NOC2L overexpression increased the viability of hypoxia-treated trophoblast cells and increased the levels of GSH, SLC7A11, and GPX4 while simultaneously reducing Fe, MDA, and lipid ROS levels. Furthermore, both NOC2L overexpression and ferrostatin-1 application facilitated trophoblast migration and invasion. In contrast, NOC2L knockdown exacerbated the hypoxia-induced increase in ferroptosis and inhibited cell migratory and invasive capabilities. Notably, treatment with PFT-α, a p53 inhibitor, abolished the influence of NOC2L silencing on trophoblast cell functions. NOC2L overexpression was associated with improved blood pressure and urinary protein concentration, reduced pathological damage in the placenta, alterations in ferroptosis-related markers, and an increased survival rate in rat fetuses.

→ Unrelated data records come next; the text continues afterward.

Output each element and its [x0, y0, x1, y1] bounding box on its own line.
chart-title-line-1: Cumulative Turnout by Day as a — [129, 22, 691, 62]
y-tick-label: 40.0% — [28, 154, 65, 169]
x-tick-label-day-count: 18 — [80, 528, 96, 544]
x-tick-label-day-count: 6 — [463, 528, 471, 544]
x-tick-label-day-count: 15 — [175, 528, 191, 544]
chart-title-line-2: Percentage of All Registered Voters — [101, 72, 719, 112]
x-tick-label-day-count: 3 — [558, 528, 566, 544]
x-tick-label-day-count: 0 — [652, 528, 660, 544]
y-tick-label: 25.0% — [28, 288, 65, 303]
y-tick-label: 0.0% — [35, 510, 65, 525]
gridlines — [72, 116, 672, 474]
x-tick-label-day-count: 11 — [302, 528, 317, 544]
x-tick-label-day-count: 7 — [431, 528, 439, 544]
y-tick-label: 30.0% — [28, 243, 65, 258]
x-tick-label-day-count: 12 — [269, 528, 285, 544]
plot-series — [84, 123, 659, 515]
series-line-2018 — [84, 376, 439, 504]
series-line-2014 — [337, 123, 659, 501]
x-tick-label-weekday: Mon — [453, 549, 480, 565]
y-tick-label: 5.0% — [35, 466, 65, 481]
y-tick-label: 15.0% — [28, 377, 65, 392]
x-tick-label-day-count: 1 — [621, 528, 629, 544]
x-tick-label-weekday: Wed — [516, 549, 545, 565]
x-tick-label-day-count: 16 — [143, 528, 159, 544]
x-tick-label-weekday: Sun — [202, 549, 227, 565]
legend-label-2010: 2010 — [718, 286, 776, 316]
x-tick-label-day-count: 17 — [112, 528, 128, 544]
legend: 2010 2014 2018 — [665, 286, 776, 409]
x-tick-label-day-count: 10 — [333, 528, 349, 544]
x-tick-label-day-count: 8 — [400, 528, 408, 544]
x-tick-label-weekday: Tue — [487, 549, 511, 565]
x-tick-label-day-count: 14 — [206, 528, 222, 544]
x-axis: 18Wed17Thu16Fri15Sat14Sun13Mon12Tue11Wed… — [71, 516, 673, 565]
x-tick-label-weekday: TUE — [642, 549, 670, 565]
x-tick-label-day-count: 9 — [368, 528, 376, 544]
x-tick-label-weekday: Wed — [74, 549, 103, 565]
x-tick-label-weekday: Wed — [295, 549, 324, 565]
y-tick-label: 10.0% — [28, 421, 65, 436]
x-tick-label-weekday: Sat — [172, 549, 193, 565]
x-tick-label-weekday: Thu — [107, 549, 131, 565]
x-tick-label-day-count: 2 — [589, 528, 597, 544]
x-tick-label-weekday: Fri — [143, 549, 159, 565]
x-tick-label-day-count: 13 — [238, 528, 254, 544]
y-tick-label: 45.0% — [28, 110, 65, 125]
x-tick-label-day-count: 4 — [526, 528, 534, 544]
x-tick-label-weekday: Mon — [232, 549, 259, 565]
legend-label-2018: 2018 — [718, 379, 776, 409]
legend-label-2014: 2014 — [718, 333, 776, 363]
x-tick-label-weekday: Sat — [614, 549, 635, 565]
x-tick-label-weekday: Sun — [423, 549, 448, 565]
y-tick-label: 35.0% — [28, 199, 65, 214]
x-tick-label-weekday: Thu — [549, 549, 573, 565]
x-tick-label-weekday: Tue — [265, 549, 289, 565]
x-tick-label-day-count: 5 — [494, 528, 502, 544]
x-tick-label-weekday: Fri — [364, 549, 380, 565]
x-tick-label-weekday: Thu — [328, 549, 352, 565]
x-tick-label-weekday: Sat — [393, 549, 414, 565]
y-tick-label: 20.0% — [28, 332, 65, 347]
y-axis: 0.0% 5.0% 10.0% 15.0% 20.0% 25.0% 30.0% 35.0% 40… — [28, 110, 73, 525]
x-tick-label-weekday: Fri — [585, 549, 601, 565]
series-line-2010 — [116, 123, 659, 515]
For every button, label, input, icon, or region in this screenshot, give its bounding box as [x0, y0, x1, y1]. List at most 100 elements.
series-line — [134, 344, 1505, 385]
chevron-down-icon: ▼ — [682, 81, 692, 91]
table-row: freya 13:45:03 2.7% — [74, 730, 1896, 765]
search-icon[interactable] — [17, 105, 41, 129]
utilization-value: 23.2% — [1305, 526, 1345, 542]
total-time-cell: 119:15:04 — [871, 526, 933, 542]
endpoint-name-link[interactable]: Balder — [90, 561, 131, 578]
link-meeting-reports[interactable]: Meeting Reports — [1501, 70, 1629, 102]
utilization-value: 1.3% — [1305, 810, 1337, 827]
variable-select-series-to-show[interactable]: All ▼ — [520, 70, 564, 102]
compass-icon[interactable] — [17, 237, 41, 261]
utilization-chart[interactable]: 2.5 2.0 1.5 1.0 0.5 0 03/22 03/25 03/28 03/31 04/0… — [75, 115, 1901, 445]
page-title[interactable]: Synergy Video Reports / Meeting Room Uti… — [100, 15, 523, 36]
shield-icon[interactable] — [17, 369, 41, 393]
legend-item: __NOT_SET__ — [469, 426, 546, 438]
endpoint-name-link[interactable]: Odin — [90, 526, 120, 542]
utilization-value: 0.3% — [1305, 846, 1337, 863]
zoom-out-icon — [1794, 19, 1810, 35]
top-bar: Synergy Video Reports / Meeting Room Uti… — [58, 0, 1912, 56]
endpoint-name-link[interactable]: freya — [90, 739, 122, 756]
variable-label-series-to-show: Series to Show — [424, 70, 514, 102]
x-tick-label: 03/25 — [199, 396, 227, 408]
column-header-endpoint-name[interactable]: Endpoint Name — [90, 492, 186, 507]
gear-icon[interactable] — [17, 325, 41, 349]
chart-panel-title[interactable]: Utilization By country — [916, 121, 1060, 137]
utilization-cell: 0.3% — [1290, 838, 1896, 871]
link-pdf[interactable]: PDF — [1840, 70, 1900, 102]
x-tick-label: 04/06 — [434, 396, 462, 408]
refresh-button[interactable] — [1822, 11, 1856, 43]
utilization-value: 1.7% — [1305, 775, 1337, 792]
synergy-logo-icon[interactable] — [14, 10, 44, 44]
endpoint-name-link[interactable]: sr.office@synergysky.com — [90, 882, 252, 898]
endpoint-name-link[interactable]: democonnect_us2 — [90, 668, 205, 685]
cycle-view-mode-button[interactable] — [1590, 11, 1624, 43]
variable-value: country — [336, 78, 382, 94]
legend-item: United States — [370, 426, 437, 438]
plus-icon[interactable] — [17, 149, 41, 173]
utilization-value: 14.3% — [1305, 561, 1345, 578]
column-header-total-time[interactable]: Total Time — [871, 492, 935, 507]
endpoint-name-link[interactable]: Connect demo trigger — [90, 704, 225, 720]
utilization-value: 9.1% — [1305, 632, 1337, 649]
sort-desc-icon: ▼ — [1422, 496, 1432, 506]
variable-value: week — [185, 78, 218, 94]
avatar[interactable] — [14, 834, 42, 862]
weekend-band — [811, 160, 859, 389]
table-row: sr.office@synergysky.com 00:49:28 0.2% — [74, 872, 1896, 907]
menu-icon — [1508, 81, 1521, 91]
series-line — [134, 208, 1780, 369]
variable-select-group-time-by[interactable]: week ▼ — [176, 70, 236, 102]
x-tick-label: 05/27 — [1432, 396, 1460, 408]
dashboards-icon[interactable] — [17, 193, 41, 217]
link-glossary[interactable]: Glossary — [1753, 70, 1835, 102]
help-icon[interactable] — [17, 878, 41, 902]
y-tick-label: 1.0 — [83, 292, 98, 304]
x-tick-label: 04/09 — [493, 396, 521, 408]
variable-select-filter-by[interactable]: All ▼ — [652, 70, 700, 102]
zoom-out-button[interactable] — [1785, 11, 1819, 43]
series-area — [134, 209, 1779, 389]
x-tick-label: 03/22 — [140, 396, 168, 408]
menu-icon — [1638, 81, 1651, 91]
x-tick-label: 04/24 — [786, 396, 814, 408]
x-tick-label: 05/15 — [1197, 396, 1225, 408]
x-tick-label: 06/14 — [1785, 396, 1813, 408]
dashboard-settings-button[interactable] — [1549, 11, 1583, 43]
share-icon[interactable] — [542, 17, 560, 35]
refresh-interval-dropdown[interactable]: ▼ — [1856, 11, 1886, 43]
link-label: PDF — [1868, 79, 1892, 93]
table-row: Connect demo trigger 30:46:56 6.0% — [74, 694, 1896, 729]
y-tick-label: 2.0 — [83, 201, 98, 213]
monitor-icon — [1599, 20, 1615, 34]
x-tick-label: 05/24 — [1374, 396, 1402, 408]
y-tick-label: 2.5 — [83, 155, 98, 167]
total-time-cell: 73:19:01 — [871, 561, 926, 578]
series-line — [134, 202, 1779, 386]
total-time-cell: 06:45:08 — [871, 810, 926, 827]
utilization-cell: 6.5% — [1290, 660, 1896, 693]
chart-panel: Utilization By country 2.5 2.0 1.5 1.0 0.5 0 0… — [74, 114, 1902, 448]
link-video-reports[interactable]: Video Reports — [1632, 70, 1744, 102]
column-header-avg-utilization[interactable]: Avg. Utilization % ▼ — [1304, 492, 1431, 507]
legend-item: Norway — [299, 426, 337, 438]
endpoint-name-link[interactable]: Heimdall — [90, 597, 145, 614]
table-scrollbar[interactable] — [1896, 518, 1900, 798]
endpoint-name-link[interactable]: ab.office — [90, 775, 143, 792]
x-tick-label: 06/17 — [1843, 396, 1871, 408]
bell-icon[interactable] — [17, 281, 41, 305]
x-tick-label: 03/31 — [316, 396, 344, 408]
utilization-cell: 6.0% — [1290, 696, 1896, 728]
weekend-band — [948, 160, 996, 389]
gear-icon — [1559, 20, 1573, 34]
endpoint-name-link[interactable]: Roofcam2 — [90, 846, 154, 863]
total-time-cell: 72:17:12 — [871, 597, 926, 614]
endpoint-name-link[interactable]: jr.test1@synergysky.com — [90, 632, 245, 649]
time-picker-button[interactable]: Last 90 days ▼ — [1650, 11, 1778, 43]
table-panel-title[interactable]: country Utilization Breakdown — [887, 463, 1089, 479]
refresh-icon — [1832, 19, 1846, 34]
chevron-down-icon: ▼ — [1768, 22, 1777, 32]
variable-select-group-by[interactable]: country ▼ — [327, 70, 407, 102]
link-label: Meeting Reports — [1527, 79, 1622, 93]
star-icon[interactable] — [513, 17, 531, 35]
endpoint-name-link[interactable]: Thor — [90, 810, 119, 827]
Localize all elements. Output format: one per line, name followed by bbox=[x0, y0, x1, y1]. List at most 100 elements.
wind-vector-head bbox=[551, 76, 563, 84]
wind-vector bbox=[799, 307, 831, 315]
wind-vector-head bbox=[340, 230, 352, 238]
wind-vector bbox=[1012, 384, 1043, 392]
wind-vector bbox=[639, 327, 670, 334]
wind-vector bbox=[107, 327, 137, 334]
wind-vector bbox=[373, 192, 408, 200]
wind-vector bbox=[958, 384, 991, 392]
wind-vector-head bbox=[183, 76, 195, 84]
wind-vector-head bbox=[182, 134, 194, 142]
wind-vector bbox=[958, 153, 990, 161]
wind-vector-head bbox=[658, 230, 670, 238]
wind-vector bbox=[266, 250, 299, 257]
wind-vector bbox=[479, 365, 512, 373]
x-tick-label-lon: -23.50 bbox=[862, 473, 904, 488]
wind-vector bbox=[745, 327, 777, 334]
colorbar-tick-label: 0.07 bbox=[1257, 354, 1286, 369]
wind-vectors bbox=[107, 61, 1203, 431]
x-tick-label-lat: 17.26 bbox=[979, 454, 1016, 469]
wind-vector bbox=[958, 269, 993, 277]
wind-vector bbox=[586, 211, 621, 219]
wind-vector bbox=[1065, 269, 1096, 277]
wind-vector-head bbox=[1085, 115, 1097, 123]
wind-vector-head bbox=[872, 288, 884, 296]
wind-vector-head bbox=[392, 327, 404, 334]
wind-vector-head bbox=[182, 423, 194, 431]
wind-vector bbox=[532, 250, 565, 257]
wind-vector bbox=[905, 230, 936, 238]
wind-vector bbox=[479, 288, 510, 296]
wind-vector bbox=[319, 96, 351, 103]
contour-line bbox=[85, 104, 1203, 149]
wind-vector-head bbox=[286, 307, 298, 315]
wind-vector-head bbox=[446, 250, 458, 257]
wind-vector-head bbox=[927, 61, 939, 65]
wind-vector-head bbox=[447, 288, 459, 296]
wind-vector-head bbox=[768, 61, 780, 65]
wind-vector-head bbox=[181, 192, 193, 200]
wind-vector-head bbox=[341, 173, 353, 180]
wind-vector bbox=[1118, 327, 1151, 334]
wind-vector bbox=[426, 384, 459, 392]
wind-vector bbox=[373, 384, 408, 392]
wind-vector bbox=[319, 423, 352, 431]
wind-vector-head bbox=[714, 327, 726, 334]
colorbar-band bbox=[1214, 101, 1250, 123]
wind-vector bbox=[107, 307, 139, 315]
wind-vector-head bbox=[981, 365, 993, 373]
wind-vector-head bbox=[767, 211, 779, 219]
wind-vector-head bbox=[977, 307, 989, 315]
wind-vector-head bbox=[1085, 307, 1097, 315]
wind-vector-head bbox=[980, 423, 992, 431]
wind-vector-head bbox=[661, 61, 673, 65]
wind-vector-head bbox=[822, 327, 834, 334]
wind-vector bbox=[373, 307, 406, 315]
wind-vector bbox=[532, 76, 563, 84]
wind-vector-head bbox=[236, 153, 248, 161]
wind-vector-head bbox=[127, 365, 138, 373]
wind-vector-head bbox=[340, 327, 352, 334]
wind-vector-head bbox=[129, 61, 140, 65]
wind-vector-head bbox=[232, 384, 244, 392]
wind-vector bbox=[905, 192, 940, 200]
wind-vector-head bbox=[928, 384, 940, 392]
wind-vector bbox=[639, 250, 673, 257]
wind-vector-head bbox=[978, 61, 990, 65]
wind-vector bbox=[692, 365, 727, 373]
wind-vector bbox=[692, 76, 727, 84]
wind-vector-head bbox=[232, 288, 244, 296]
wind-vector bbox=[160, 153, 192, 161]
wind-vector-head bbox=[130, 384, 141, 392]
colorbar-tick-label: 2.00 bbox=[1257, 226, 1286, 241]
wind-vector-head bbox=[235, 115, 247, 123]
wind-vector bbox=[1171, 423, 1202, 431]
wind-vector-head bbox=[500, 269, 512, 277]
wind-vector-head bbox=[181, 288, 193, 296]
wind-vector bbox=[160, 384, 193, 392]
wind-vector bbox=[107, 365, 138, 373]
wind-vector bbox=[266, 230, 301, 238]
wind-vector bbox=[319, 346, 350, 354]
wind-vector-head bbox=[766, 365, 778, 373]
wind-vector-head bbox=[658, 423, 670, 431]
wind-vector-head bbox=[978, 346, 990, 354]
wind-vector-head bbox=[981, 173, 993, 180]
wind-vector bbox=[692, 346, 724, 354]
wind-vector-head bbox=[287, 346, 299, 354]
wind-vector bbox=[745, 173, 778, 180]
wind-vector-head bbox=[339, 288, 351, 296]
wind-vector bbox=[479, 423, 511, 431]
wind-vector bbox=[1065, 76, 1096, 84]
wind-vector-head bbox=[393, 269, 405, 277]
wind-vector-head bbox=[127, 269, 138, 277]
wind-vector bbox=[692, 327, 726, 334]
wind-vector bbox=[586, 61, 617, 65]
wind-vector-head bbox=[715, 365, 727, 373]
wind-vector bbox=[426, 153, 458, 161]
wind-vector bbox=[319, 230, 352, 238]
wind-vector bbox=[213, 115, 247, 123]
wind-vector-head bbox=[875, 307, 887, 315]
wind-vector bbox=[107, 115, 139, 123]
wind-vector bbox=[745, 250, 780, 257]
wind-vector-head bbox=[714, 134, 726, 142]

NOC2L inhibits trophoblast ferroptosis through the p53/SLC7A11 signaling pathway, potentially preventing the progression of PE.
子痫前期(PE)中NOC2L表达下调。然而,NOC2L在PE发病机制中的潜在功能机制仍不清楚。
通过CCK-8、伤口愈合和Transwell实验检测缺氧刺激的HTR-8/SVneo细胞的细胞活力、迁移和侵袭能力。使用特定的商业试剂盒测量谷胱甘肽(GSH)、丙二醛(MDA)和铁(Fe)的水平。通过C11-硼二吡咯染色测定脂质活性氧(ROS)水平。通过蛋白质印迹分析蛋白质水平。此外,使用PE大鼠模型研究NOC2L对PE进展及相关铁死亡的影响。
NOC2L过表达增加了缺氧处理的滋养层细胞的活力,并提高了GSH、溶质载体家族7成员11(SLC7A11)和谷胱甘肽过氧化物酶4(GPX4)的水平,同时降低了Fe、MDA和脂质ROS水平。此外,NOC2L过表达和铁死亡抑制剂1(ferrostatin-1)的应用均促进了滋养层细胞的迁移和侵袭。相反,NOC2L敲低加剧了缺氧诱导的铁死亡增加,并抑制了细胞的迁移和侵袭能力。值得注意的是,p53抑制剂PFT-α处理消除了NOC2L沉默对滋养层细胞功能的影响。NOC2L过表达与血压和尿蛋白浓度改善、胎盘病理损伤减轻、铁死亡相关标志物改变以及大鼠胎儿存活率增加有关。
NOC2L通过p53/SLC7A11信号通路抑制滋养层细胞铁死亡,可能预防PE的进展。